Resources
Introduction
Resources are the building blocks of data integration in Golden Core. They define how data flows through the system - from reading external sources, transforming data structures, to writing to target destinations.
Resources are reusable, configurable components that can be mixed and matched to create complex data workflows.
Resource Types Overview
Resource Type | Purpose | Used For |
|---|---|---|
Dataset | Define data structure (schema) | Tables, sources, sinks, transformations |
Source | Read data from external systems | Data ingestion, ETL loads |
Sink | Write data to external systems | Data export, integration |
Transformation | Map between data structures | Schema mapping, field renaming |
Pipeline | Multi-stage data processing | Data cleaning, validation, enrichment |
Indexer | Define search indexes | Entity search, duplicate detection |
Classifier | Compare records for similarity | Duplicate detection |
Merger | Create golden records | Master data management |
This section covers Datasets, Sources, Sinks, Transformations, and Pipelines. See the Entities Guide for indexers, classifiers, and mergers.
Resource Management
List Resources
Endpoint: GET /resources
Permission: resource.list
Get Resource Details
Endpoint: GET /resources/id/{id}
Permission: resource.view
Create or Update Resource
Endpoint: POST /resources
Permission: resource.save
{
"test": false,
"resource": {
/* resource configuration */
}
}
Set test: true to validate without saving.
Delete Resource
Endpoint: DELETE /resources/id/{id}
Permission: resource.delete
Resources in use by entities or other resources cannot be deleted.
Duplicate Resource
Endpoint: PUT /resources/duplicate/{id}/{newId}
Permission: resource.save
Rename Resource
Endpoint: PUT /resources/rename/{id}/{newId}
Permission: resource.save
Import and Export
Export Resources
Endpoint: POST /resources/export
{
"ids": ["customer_dataset", "crm_source", "normalize_customer"]
}
Returns JSON package for backup or migration.
Import Resources
Endpoint: POST /resources/import
{
"resources": [
{ /* resource configuration */ }
]
}
Validates and imports resources.
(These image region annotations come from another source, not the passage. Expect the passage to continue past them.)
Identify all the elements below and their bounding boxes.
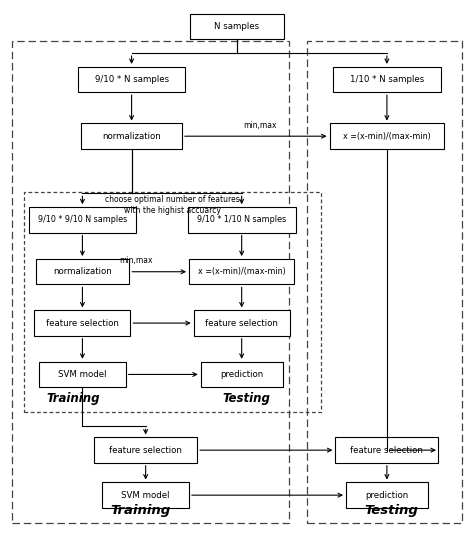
Text: 9/10 * 9/10 N samples: 9/10 * 9/10 N samples (38, 216, 127, 224)
Text: Testing: Testing (222, 392, 270, 405)
Bar (36, 259, 129, 285)
Bar (307, 41, 462, 523)
Bar (329, 124, 444, 149)
Bar (188, 207, 296, 233)
Bar (78, 67, 185, 92)
Text: N samples: N samples (214, 22, 260, 31)
Bar (35, 310, 130, 336)
Text: feature selection: feature selection (350, 446, 423, 455)
Text: Training: Training (46, 392, 100, 405)
Bar (336, 438, 438, 463)
Text: x =(x-min)/(max-min): x =(x-min)/(max-min) (198, 268, 285, 276)
Text: SVM model: SVM model (121, 491, 170, 500)
Bar (12, 41, 289, 523)
Bar (39, 362, 126, 387)
Text: min,max: min,max (119, 256, 153, 265)
Bar (333, 67, 441, 92)
Text: prediction: prediction (220, 370, 264, 379)
Text: normalization: normalization (102, 132, 161, 141)
Text: choose optimal number of features
with the highist accuarcy: choose optimal number of features with t… (105, 195, 240, 215)
Text: min,max: min,max (244, 121, 277, 130)
Bar (94, 438, 197, 463)
Bar (190, 14, 284, 39)
Bar (28, 207, 137, 233)
Text: normalization: normalization (53, 268, 112, 276)
Bar (24, 192, 321, 411)
Bar (194, 310, 290, 336)
Text: Training: Training (111, 505, 171, 517)
Text: SVM model: SVM model (58, 370, 107, 379)
Text: feature selection: feature selection (46, 318, 119, 327)
Bar (201, 362, 283, 387)
Bar (102, 483, 189, 508)
Text: prediction: prediction (365, 491, 409, 500)
Text: 9/10 * N samples: 9/10 * N samples (94, 75, 169, 84)
Text: 9/10 * 1/10 N samples: 9/10 * 1/10 N samples (197, 216, 286, 224)
Text: 1/10 * N samples: 1/10 * N samples (350, 75, 424, 84)
Bar (81, 124, 182, 149)
Text: Testing: Testing (365, 505, 419, 517)
Text: feature selection: feature selection (109, 446, 182, 455)
Bar (346, 483, 428, 508)
Text: x =(x-min)/(max-min): x =(x-min)/(max-min) (343, 132, 431, 141)
Bar (189, 259, 294, 285)
Text: feature selection: feature selection (205, 318, 278, 327)
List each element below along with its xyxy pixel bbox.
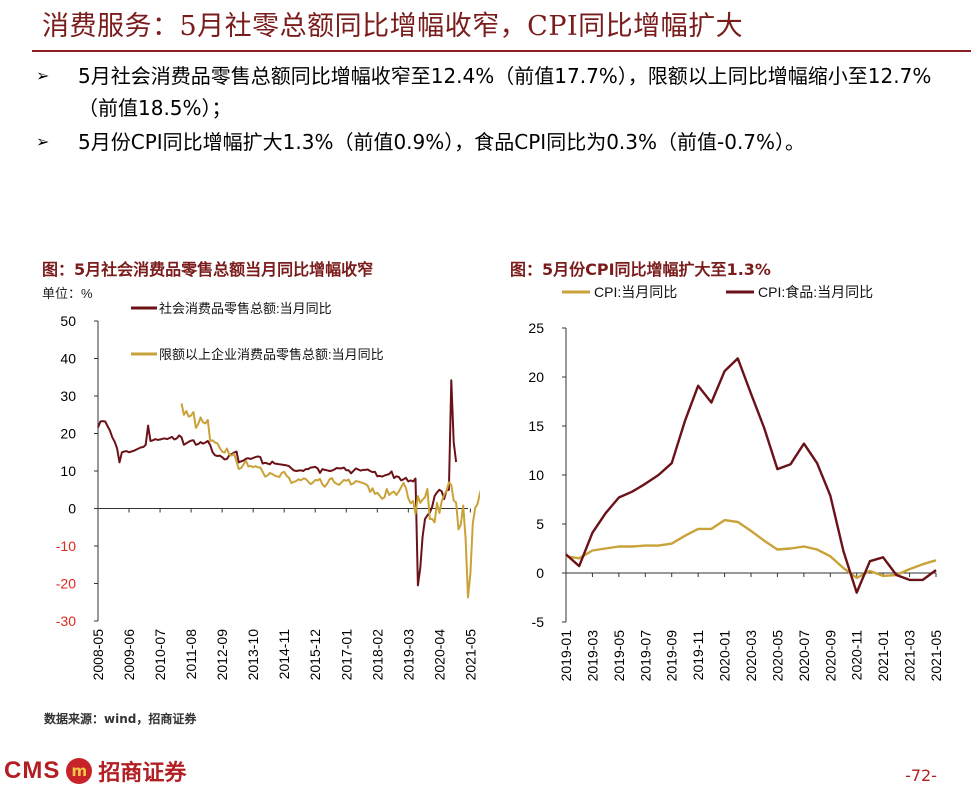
- y-tick-label: 20: [528, 369, 544, 385]
- page-number: -72-: [905, 766, 937, 785]
- logo-text-cn: 招商证券: [98, 760, 187, 786]
- bullet-item: ➢ 5月社会消费品零售总额同比增幅收窄至12.4%（前值17.7%），限额以上同…: [36, 60, 956, 124]
- cpi-chart-panel: 图：5月份CPI同比增幅扩大至1.3% 25 20 15 10 5 0 -5 2019-01 2…: [504, 248, 954, 708]
- x-tick-label: 2019-11: [690, 630, 706, 681]
- chart-title: 图：5月社会消费品零售总额当月同比增幅收窄: [42, 260, 374, 279]
- y-tick-label: 50: [60, 313, 76, 329]
- series-line-cpi-food: [565, 357, 937, 594]
- x-tick-label: 2018-02: [369, 629, 385, 681]
- x-tick-label: 2017-01: [338, 629, 354, 681]
- data-source-note: 数据来源：wind，招商证券: [44, 712, 197, 726]
- y-tick-label: 20: [60, 426, 76, 442]
- x-tick-label: 2014-11: [276, 629, 292, 680]
- x-tick-label: 2013-10: [245, 629, 261, 681]
- x-tick-label: 2020-03: [743, 630, 759, 682]
- unit-label: 单位：%: [42, 286, 93, 301]
- x-tick-label: 2020-05: [769, 630, 785, 682]
- legend-label: 限额以上企业消费品零售总额:当月同比: [159, 347, 384, 362]
- chart-title: 图：5月份CPI同比增幅扩大至1.3%: [510, 260, 771, 279]
- bullet-text: 5月份CPI同比增幅扩大1.3%（前值0.9%），食品CPI同比为0.3%（前值…: [78, 130, 806, 154]
- bullet-list: ➢ 5月社会消费品零售总额同比增幅收窄至12.4%（前值17.7%），限额以上同…: [36, 60, 956, 160]
- x-tick-label: 2019-05: [611, 630, 627, 682]
- arrow-bullet-icon: ➢: [36, 66, 50, 85]
- x-tick-label: 2015-12: [307, 629, 323, 681]
- y-tick-label: 0: [68, 501, 76, 517]
- company-logo: CMS m 招商证券: [4, 756, 186, 786]
- bullet-text: 5月社会消费品零售总额同比增幅收窄至12.4%（前值17.7%），限额以上同比增…: [78, 64, 932, 120]
- cpi-chart: 25 20 15 10 5 0 -5 2019-01 2019-03 2019-05 2019-07…: [528, 284, 944, 682]
- x-tick-label: 2019-07: [637, 630, 653, 682]
- y-tick-label: -30: [56, 613, 76, 629]
- x-tick-label: 2021-01: [875, 630, 891, 682]
- x-tick-label: 2019-03: [400, 629, 416, 681]
- x-tick-label: 2020-09: [822, 630, 838, 682]
- series-line-cpi: [565, 518, 937, 580]
- slide-title: 消费服务：5月社零总额同比增幅收窄，CPI同比增幅扩大: [42, 11, 744, 42]
- x-tick-label: 2021-05: [928, 630, 944, 682]
- bullet-item: ➢ 5月份CPI同比增幅扩大1.3%（前值0.9%），食品CPI同比为0.3%（…: [36, 126, 956, 158]
- title-divider: [32, 50, 971, 52]
- retail-sales-chart-panel: 图：5月社会消费品零售总额当月同比增幅收窄 单位：% 50 40 30 20 10 0 -10…: [34, 248, 480, 708]
- arrow-bullet-icon: ➢: [36, 132, 50, 151]
- x-tick-label: 2019-09: [664, 630, 680, 682]
- y-tick-label: 40: [60, 351, 76, 367]
- y-tick-label: 10: [528, 467, 544, 483]
- x-tick-label: 2019-01: [558, 630, 574, 682]
- retail-sales-chart: 单位：% 50 40 30 20 10 0 -10 -20 -30 2008-05 2009-06 20…: [42, 286, 480, 681]
- y-tick-label: -5: [532, 614, 545, 630]
- x-tick-label: 2009-06: [121, 629, 137, 681]
- x-tick-label: 2019-03: [584, 630, 600, 682]
- logo-text-en: CMS: [4, 757, 61, 784]
- y-tick-label: 25: [528, 320, 544, 336]
- legend-label: CPI:食品:当月同比: [758, 284, 873, 300]
- x-tick-label: 2011-08: [183, 629, 199, 680]
- legend-label: CPI:当月同比: [594, 284, 677, 300]
- y-tick-label: 5: [536, 516, 544, 532]
- x-tick-label: 2021-03: [902, 630, 918, 682]
- x-tick-label: 2021-05: [462, 629, 478, 681]
- x-tick-label: 2020-11: [849, 630, 865, 681]
- x-tick-label: 2020-01: [717, 630, 733, 682]
- series-line-retail-above-quota: [180, 403, 480, 599]
- y-tick-label: -20: [56, 576, 76, 592]
- series-line-retail-total: [97, 379, 458, 587]
- x-tick-label: 2008-05: [90, 629, 106, 681]
- x-tick-label: 2010-07: [152, 629, 168, 681]
- legend-label: 社会消费品零售总额:当月同比: [159, 301, 332, 316]
- x-tick-label: 2020-07: [796, 630, 812, 682]
- x-tick-label: 2012-09: [214, 629, 230, 681]
- y-tick-label: 0: [536, 565, 544, 581]
- y-tick-label: 15: [528, 418, 544, 434]
- y-tick-label: 30: [60, 388, 76, 404]
- y-tick-label: -10: [56, 538, 76, 554]
- x-tick-label: 2020-04: [431, 629, 447, 681]
- logo-badge-icon: m: [66, 758, 93, 784]
- y-tick-label: 10: [60, 463, 76, 479]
Dependencies resolved automatically.
ETL Workflows
Resources power ETL operations through three primary patterns:
LOAD Operation
Extract from source and load into table:
Source → (Transformation) → (Pipeline) → Target Table
Example:
POST /tables/load
{
"source": "crm_source",
"transformation": "normalize_customer",
"pipeline": "customer_cleaning",
"sinkTable": "customer_table",
"operation": "UPSERT"
}
TRANSFORM Operation
Apply transformations to existing data:
Source Table → (Transformation/Pipeline) → Same Table
Example:
POST /tables/transform
{
"source": "customer_table",
"transformation": "enrich_customer",
"maxRecords": 10000
}
EXPORT Operation
Export table data to external systems:
Source Table → (Transformation) → Sink
Example:
POST /tables/export
{
"source": "customer_table",
"transformation": "format_export",
"maxRecords": 5000
}
Best Practices
Dataset Design
Start with core fields - Add optional fields later
Use meaningful keys - Clear column names
Enable lookups - Index frequently queried fields
Nested datasets - Use for complex hierarchical data
Validate early - Use mandatory and validation rules
Source Configuration
Incremental loading - Enable timestamp filtering for large datasets
Custom queries - Optimize with custom SQL for complex joins
Connection pooling - Configure JDBC properties for performance
Error handling - Test connections before production use
Transformation Strategy
Modular mappings - Create reusable transformations
Carry over carefully - Consider carryOverData implications
Test thoroughly - Validate mappings with sample data
Script sparingly - Use COLUMN/CONCATENATE when possible
Pipeline Design
Logical ordering - Clean before transform
Single responsibility - One purpose per processor
Reusable components - Reference transformations instead of duplicating
Monitor performance - Complex pipelines can slow processing
Troubleshooting
Resource Validation Fails
Check:
Referenced resources exist (datasets, credentials)
JDBC URLs are well-formed
File patterns are valid paths
Transformation source/target datasets match
Source Connection Errors
Check:
Network connectivity to source system
Credentials are correct and not expired
Database/API permissions granted
JDBC drivers available for database type
Transformation Mapping Errors
Check:
Source columns exist in source dataset
Target columns exist in target dataset
Data types are compatible
Scripts have no syntax errors
Pipeline Processing Errors
Check:
Processors execute in logical order
Referenced transformations exist
Scripts handle null values
Dataset matches pipeline configuration